Antivenin & Snakes!

 Slice, a diamond back rattlesnake, slithers around an open area just feet away from me. He’s much longer and faster than a water moccassin and his bite is much faster and more painful. 

Working on my story on Antivenin and how it’s created brought up many surprising pieces of information and opportunities that I never thought I would have. The journey began with contacting several different people in regards to antivenin (or anti-venom – they are used interchangeably). This seemed easy enough, but the thing about journalism is that you don’t always get what you ask for. My two top choices for experts on this story included a professor at the university as well as the head of the Miami Dade Venom Research crew.

Unfortunately, time, knowledge, and PR got in the way and I had to improvise. It’s always surprising when you choose an expert who doesn’t know much about how something is made, but rather how it is used which happened to be the case with my original choices. Instead, I chose to do research on my own and realized that antivenin wasn’t the cure that people thought it was. As a doctor put in during our interview “It’s not the cure all be all.” Antivenin was really a form of a vaccine that helped boost your antibodies in fighting the venom.

With knowledge in hand, I then decided to visit the local zoo to get first hand experience with the snakes as well as get an idea for just what I was dealing with. Two of Florida’s most venomous snakes, the rattlesnake and moccasin, were there and I found out that despite what people think, not all facilities are equipped with antivenin.

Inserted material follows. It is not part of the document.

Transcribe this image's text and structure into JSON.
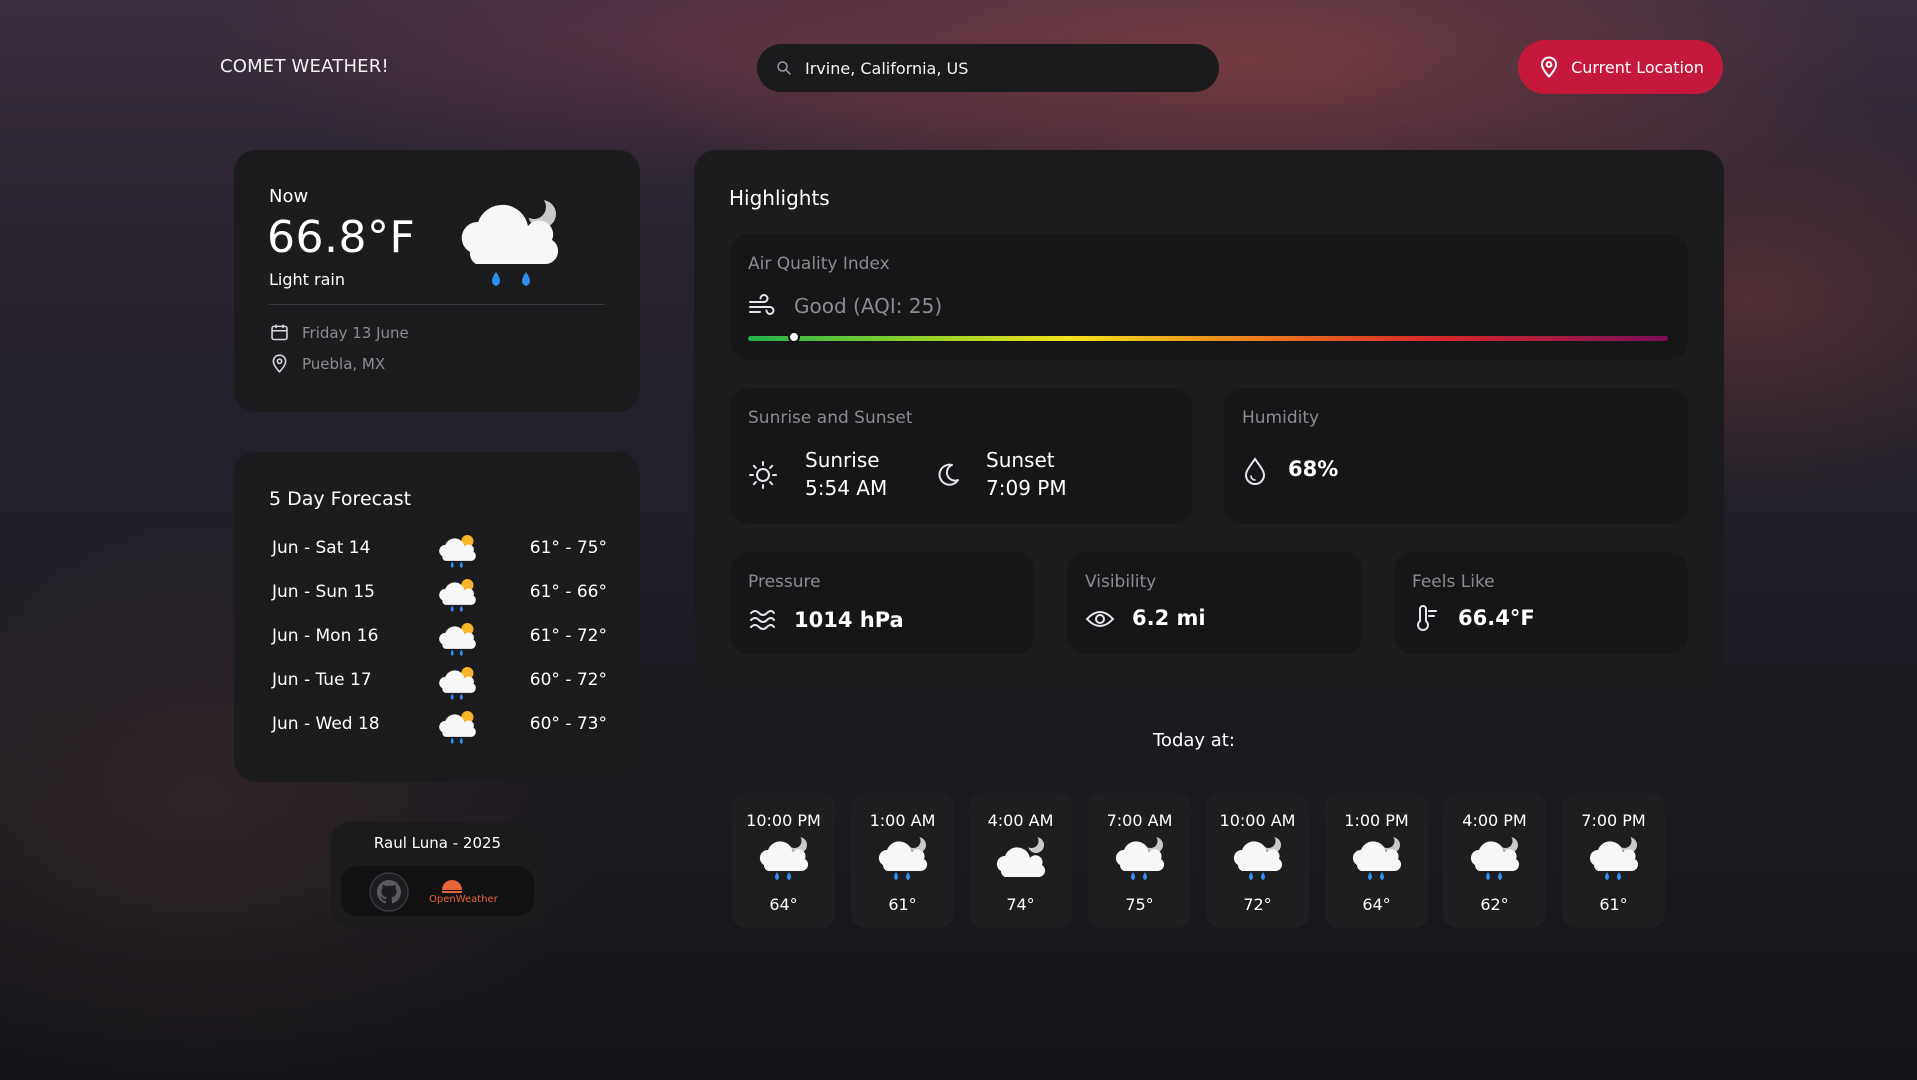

No Antivenin on hand means that a bite from “Slice” could mean the different between life and death.
Surprisingly, most hospitals and zoo’s don’t have it at all and it’s in short stock not because the snakes are disappearing, but because it’s expensive and dangerous to make anti-venom. On top of that, it takes a lot of venom to create just a pint of anti-venom… Talk about wow.

Working on this story has been fun, enlightening, and slightly dangerous, but it has been totally worth it and I wouldn’t trade the experience for anything.

The water moccasin “Rossco”, pictured above, was only about a foot (or less) away from me while zookeepers talked about how deadly it was.